Rub the chicken inside and out with a generous amount of salt and freshly ground black pepper. Do this in the morning if possible, then cover the chicken and leave in the fridge until you're ready to start cooking it for lunch or dinner. By doing this, you'll make the meat really tasty when cooked. Preheat your oven to 190ºC/375ºF/gas 5. Bring a large pan of salted water to the boil. Cut the potatoes into golf-ball-sized pieces, put them into the water with the whole lemon and the garlic cloves, and cook for 12 minutes. Drain and allow to steam dry for 1 minute (this will give you crispier potatoes), then remove the lemon and garlic. Toss the potatoes in the pan while still hot so their outsides get chuffed up and fluffy – this will make them lovely and crispy when they roast.

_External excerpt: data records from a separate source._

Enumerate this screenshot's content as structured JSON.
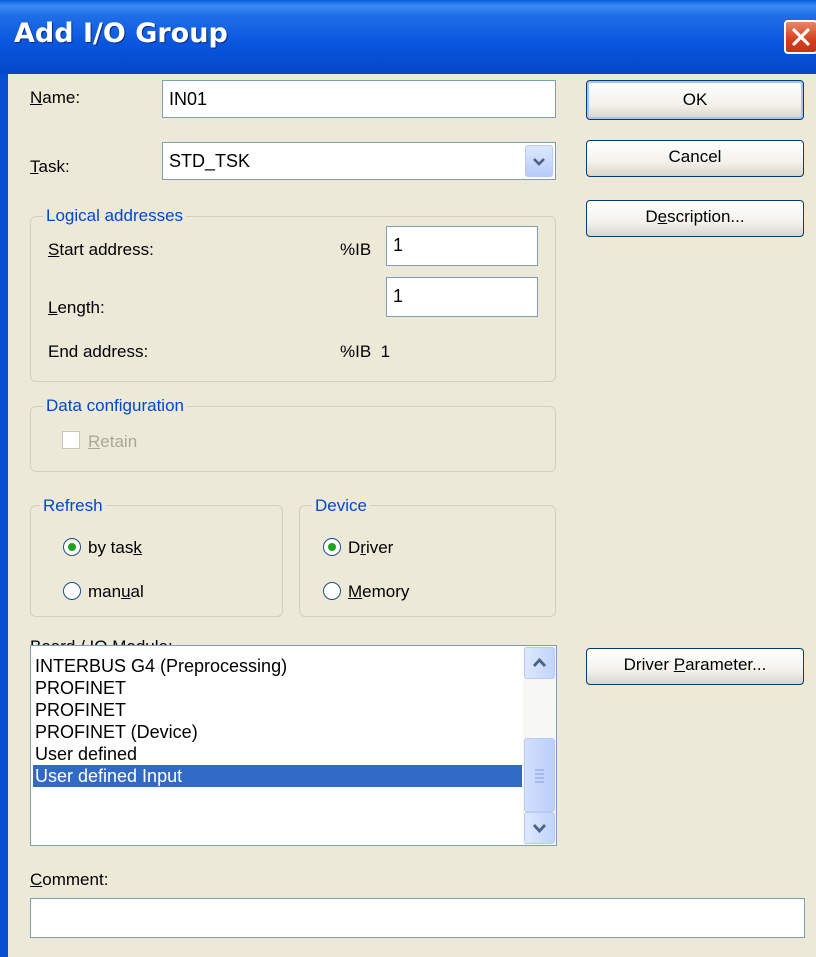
{
  "window": {
    "title": "Add I/O Group"
  },
  "form": {
    "name_label": "Name:",
    "name_value": "IN01",
    "task_label": "Task:",
    "task_value": "STD_TSK",
    "comment_label": "Comment:",
    "comment_value": ""
  },
  "buttons": {
    "ok": "OK",
    "cancel": "Cancel",
    "description": "Description...",
    "driver_parameter": "Driver Parameter..."
  },
  "logical_addresses": {
    "title": "Logical addresses",
    "start_label": "Start address:",
    "start_prefix": "%IB",
    "start_value": "1",
    "length_label": "Length:",
    "length_value": "1",
    "end_label": "End address:",
    "end_value": "%IB  1"
  },
  "data_configuration": {
    "title": "Data configuration",
    "retain_label": "Retain",
    "retain_checked": false
  },
  "refresh": {
    "title": "Refresh",
    "by_task": "by task",
    "manual": "manual",
    "selected": "by task"
  },
  "device": {
    "title": "Device",
    "driver": "Driver",
    "memory": "Memory",
    "selected": "Driver"
  },
  "board": {
    "label": "Board / IO Module:",
    "items": [
      "INTERBUS G4 (Preprocessing)",
      "PROFINET",
      "PROFINET",
      "PROFINET (Device)",
      "User defined",
      "User defined Input"
    ],
    "selected_index": 5
  },
  "colors": {
    "titlebar": "#0855dd",
    "selection": "#316ac5",
    "group_title": "#0046d5",
    "background": "#ece9d8"
  },
  "icons": {
    "close": "close-icon",
    "dropdown": "chevron-down-icon",
    "scroll_up": "scroll-up-icon",
    "scroll_down": "scroll-down-icon"
  }
}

While the lemon is still hot, carefully stab it about 10 times. Take the chicken out of the fridge, pat it with kitchen paper and rub it all over with olive oil. Push the garlic cloves, the whole lemon and the thyme into the cavity, then put the chicken into a roasting tray and cook in the preheated oven for around 45 minutes. Remove the chicken to a plate. Some lovely fat should have cooked out of it into the roasting tray, so toss the potatoes into this with the rosemary leaves. Shake the tray around, then make a gap in the centre of the potatoes and put the chicken back in. If using the bacon, lay the rashers over the chicken breast and cook for a further 45 minutes, or until the chicken is cooked and the potatoes are nice and golden. (You can tell the chicken is cooked when the thigh meat pulls easily away from the bone and the juices run clear.)
I like to remove the bacon from the chicken and crumble it up over the potatoes. Then I remove the lemon and garlic from inside the chicken, squeeze all the garlic flesh out of the skin, mush it up and smear it all over the chicken, discard the lemon and rosemary and carve the chicken at the table. Heaven!